Lord remit à Pachenko le texte rédigé par Lénine.

« Regardez ça un peu. »

Le Russe déclara, après lecture :

« Lénine, c’est certain. Je connais son écriture et son style. Curieux.

— Je ne vous le fais pas dire. »

Le regard de Pachenko brillait de malice.

« Vous ne croyez pas à toutes ces histoires qui prétendent que deux des membres de la famille impériale auraient survécu à la boucherie d’Ekaterinbourg ?

— À ce jour, les corps d’Alexis et d’Anastasia n’ont pas été retrouvés.

— Vous autres Américains adorez les conspirations, pas vrai ? Donnez-nous aujourd’hui notre complot quotidien.

— C’est mon travail actuel.

— Vous soutenez la prétention au trône de Baklanov, d’accord ? »

Comment pouvait-il être au courant ? Lord lui posa la question, et Pachenko exécuta un grand geste circulaire.

« Toujours les femmes, monsieur Lord. Elles savent tout. Vos demandes de documents sont enregistrées, et croyez-moi, elles sont commentées. Vous avez rencontré le soi-disant héritier présomptif ?

— Moi, non. Mon patron, si.

— Baklanov ne ferait pas un meilleur tsar que Mikhaïl Romanov ne l’était il y a quatre cents ans. Trop mou. Et contrairement au piètre Mikhaïl, qui avait son père pour décider à sa place, Baklanov serait seul, et ses faiblesses ne tarderaient pas à le trahir. »

L’historien russe voyait clair. D’après tout ce que Lord avait appris sur Baklanov, ce type était plus intéressé par le prestige attaché à la fonction que par la perspective d’avoir à gouverner un pays comme la Russie.

« Puis-je vous faire une suggestion, monsieur Lord ?

— Je vous en prie.

— Êtes-vous allé aux archives de Saint-Pétersbourg ?

— Pas encore.

— Vous devriez. Ils ont d’innombrables écrits de Staline, ainsi que la plupart des journaux et des lettres du couple impérial. Vous pourriez y découvrir le sens caché de toutes vos trouvailles précédentes. »

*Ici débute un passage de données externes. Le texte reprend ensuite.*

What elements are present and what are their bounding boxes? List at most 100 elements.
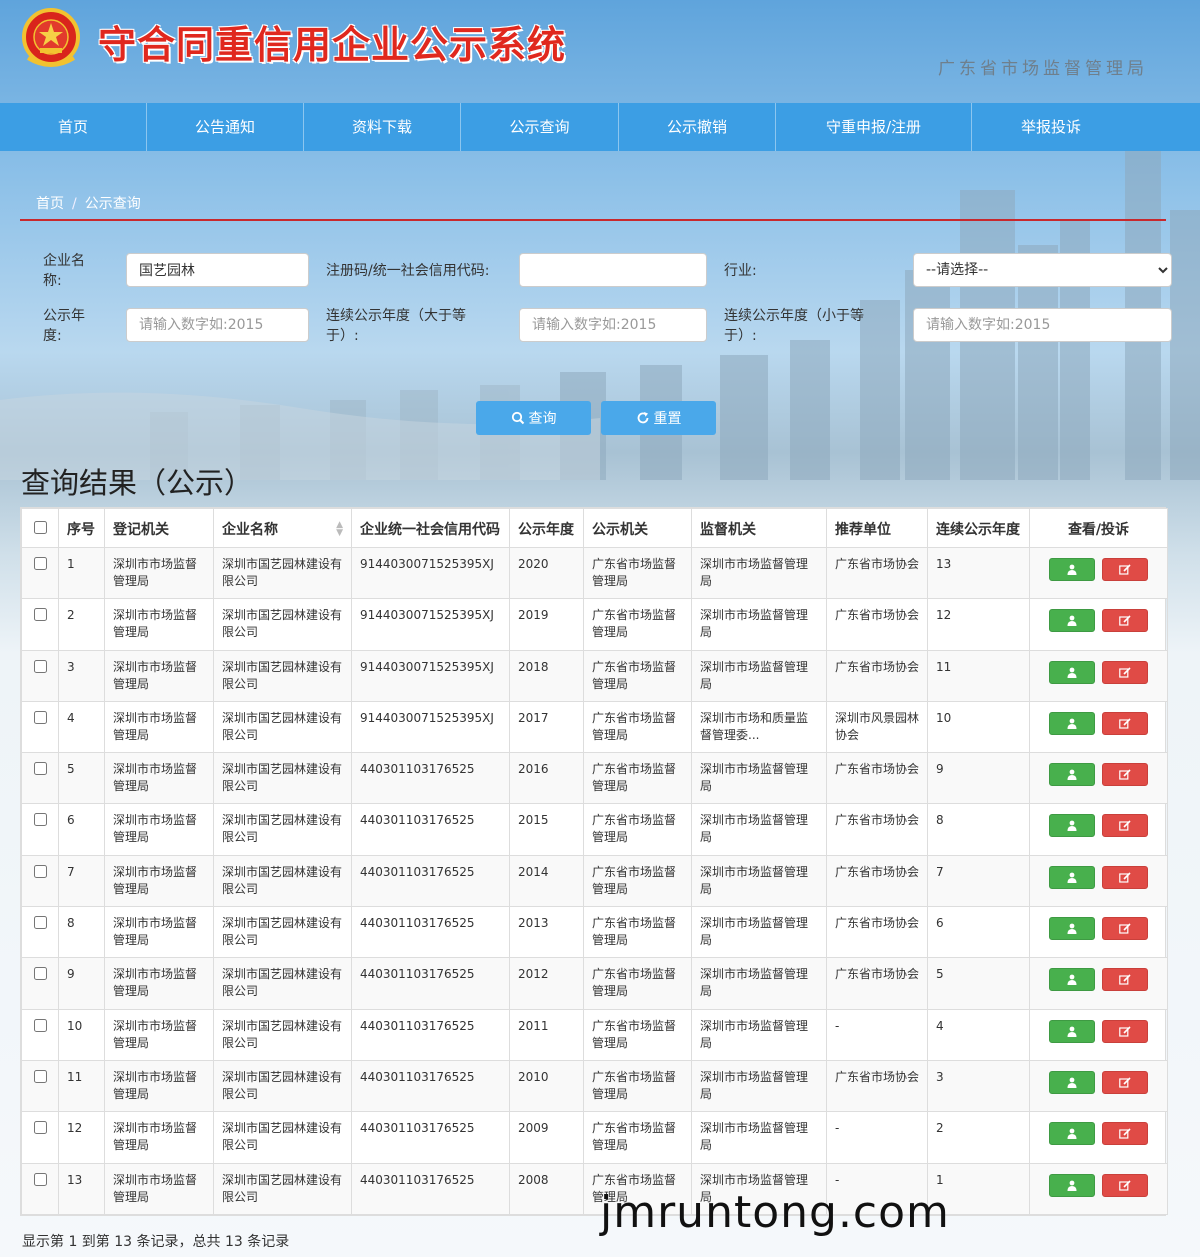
cell-consecutive-years: 6 — [927, 906, 1030, 959]
row-checkbox[interactable] — [34, 1172, 47, 1186]
nav-query[interactable]: 公示查询 — [461, 103, 619, 151]
nav-downloads[interactable]: 资料下载 — [304, 103, 461, 151]
view-button[interactable] — [1049, 660, 1095, 684]
cell-consecutive-years: 3 — [927, 1059, 1030, 1113]
row-checkbox[interactable] — [34, 608, 47, 622]
view-button[interactable] — [1049, 917, 1095, 941]
header-index: 序号 — [58, 508, 105, 548]
row-checkbox[interactable] — [34, 813, 47, 827]
complaint-button[interactable] — [1102, 1173, 1148, 1197]
cell-reg-authority: 深圳市市场监督管理局 — [104, 957, 214, 1010]
industry-select[interactable]: --请选择-- — [913, 253, 1172, 287]
row-checkbox[interactable] — [34, 557, 47, 570]
header-consecutive-years: 连续公示年度 — [927, 508, 1030, 548]
row-checkbox[interactable] — [34, 710, 47, 724]
cell-actions — [1029, 1162, 1168, 1215]
row-checkbox[interactable] — [34, 1069, 47, 1083]
cell-index: 8 — [58, 906, 105, 959]
nav-notices[interactable]: 公告通知 — [147, 103, 304, 151]
nav-apply[interactable]: 守重申报/注册 — [776, 103, 972, 151]
cell-select — [21, 700, 59, 754]
complaint-button[interactable] — [1102, 763, 1148, 787]
cell-reg-authority: 深圳市市场监督管理局 — [104, 752, 214, 805]
view-button[interactable] — [1049, 1070, 1095, 1094]
years-gt-label: 连续公示年度（大于等于）: — [326, 308, 466, 344]
cell-index: 1 — [58, 546, 105, 600]
complaint-button[interactable] — [1102, 968, 1148, 992]
cell-actions — [1029, 854, 1168, 908]
cell-actions — [1029, 752, 1168, 805]
view-button[interactable] — [1049, 968, 1095, 992]
reg-code-input[interactable] — [519, 253, 707, 287]
pub-year-input[interactable] — [126, 308, 309, 342]
nav-report[interactable]: 举报投诉 — [972, 103, 1130, 151]
national-emblem-icon — [22, 8, 80, 67]
search-button[interactable]: 查询 — [476, 401, 591, 435]
view-button[interactable] — [1049, 763, 1095, 787]
cell-recommender: 广东省市场协会 — [826, 598, 928, 651]
watermark: jmruntong.com — [600, 1187, 950, 1238]
cell-index: 7 — [58, 854, 105, 908]
complaint-button[interactable] — [1102, 1122, 1148, 1146]
cell-pub-authority: 广东省市场监督管理局 — [583, 1059, 692, 1113]
breadcrumb-home[interactable]: 首页 — [36, 196, 64, 212]
cell-recommender: 广东省市场协会 — [826, 546, 928, 600]
complaint-button[interactable] — [1102, 865, 1148, 889]
reset-button[interactable]: 重置 — [601, 401, 716, 435]
nav-home[interactable]: 首页 — [0, 103, 147, 151]
row-checkbox[interactable] — [34, 762, 47, 776]
user-icon — [1067, 1077, 1077, 1088]
cell-company-name: 深圳市国艺园林建设有限公司 — [213, 906, 352, 959]
view-button[interactable] — [1049, 609, 1095, 633]
complaint-button[interactable] — [1102, 711, 1148, 735]
row-checkbox[interactable] — [34, 967, 47, 981]
years-gt-input[interactable] — [519, 308, 707, 342]
agency-name: 广东省市场监督管理局 — [938, 59, 1148, 79]
select-all-checkbox[interactable] — [34, 521, 47, 534]
complaint-button[interactable] — [1102, 609, 1148, 633]
row-checkbox[interactable] — [34, 659, 47, 673]
table-row: 13 深圳市市场监督管理局 深圳市国艺园林建设有限公司 440301103176525… — [21, 1162, 1168, 1215]
cell-supervisor: 深圳市市场监督管理局 — [691, 1008, 827, 1061]
complaint-button[interactable] — [1102, 917, 1148, 941]
cell-credit-code: 440301103176525 — [351, 1059, 510, 1113]
cell-company-name: 深圳市国艺园林建设有限公司 — [213, 546, 352, 600]
table-row: 1 深圳市市场监督管理局 深圳市国艺园林建设有限公司 9144030071525395… — [21, 546, 1168, 600]
view-button[interactable] — [1049, 1122, 1095, 1146]
cell-credit-code: 440301103176525 — [351, 803, 510, 856]
cell-consecutive-years: 4 — [927, 1008, 1030, 1061]
table-row: 7 深圳市市场监督管理局 深圳市国艺园林建设有限公司 440301103176525 2… — [21, 854, 1168, 908]
cell-credit-code: 440301103176525 — [351, 957, 510, 1010]
view-button[interactable] — [1049, 814, 1095, 838]
row-checkbox[interactable] — [34, 1018, 47, 1032]
view-button[interactable] — [1049, 1019, 1095, 1043]
edit-icon — [1119, 769, 1131, 780]
view-button[interactable] — [1049, 558, 1095, 581]
cell-reg-authority: 深圳市市场监督管理局 — [104, 906, 214, 959]
cell-credit-code: 440301103176525 — [351, 1111, 510, 1164]
edit-icon — [1119, 923, 1131, 934]
nav-revoke[interactable]: 公示撤销 — [619, 103, 776, 151]
cell-supervisor: 深圳市市场监督管理局 — [691, 752, 827, 805]
view-button[interactable] — [1049, 865, 1095, 889]
cell-reg-authority: 深圳市市场监督管理局 — [104, 546, 214, 600]
years-lt-input[interactable] — [913, 308, 1172, 342]
row-checkbox[interactable] — [34, 1121, 47, 1135]
cell-pub-authority: 广东省市场监督管理局 — [583, 598, 692, 651]
cell-pub-year: 2011 — [509, 1008, 584, 1061]
row-checkbox[interactable] — [34, 916, 47, 930]
cell-pub-year: 2018 — [509, 649, 584, 702]
header-company-name[interactable]: ▲ ▼ 企业名称 — [213, 508, 352, 548]
row-checkbox[interactable] — [34, 864, 47, 878]
complaint-button[interactable] — [1102, 1070, 1148, 1094]
complaint-button[interactable] — [1102, 660, 1148, 684]
view-button[interactable] — [1049, 1173, 1095, 1197]
complaint-button[interactable] — [1102, 1019, 1148, 1043]
table-row: 8 深圳市市场监督管理局 深圳市国艺园林建设有限公司 440301103176525 2… — [21, 906, 1168, 959]
cell-actions — [1029, 1008, 1168, 1061]
company-name-input[interactable] — [126, 253, 309, 287]
complaint-button[interactable] — [1102, 558, 1148, 581]
complaint-button[interactable] — [1102, 814, 1148, 838]
view-button[interactable] — [1049, 711, 1095, 735]
cell-consecutive-years: 7 — [927, 854, 1030, 908]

C’était une excellente suggestion.

« Merci. Je ne manquerai pas de suivre votre conseil. »

Lord consulta sa montre.

« Pardonnez-moi, j’ai encore beaucoup de choses à lire, avant la fermeture. Mais j’ai beaucoup apprécié cette conversation. J’espère qu’on se reverra.

— Je viens souvent ici. Puis-je rester assis à cette table… en silence ? J’aimerais relire ces deux documents.

— Faites donc ! »

Quand Lord regagna sa place, après une absence d’un petit quart d’heure, les écrits de Nicolas et d’Alexandra reposaient côte à côte sur le dessus de la table.

Mais Semyon Pachenko avait quitté la salle.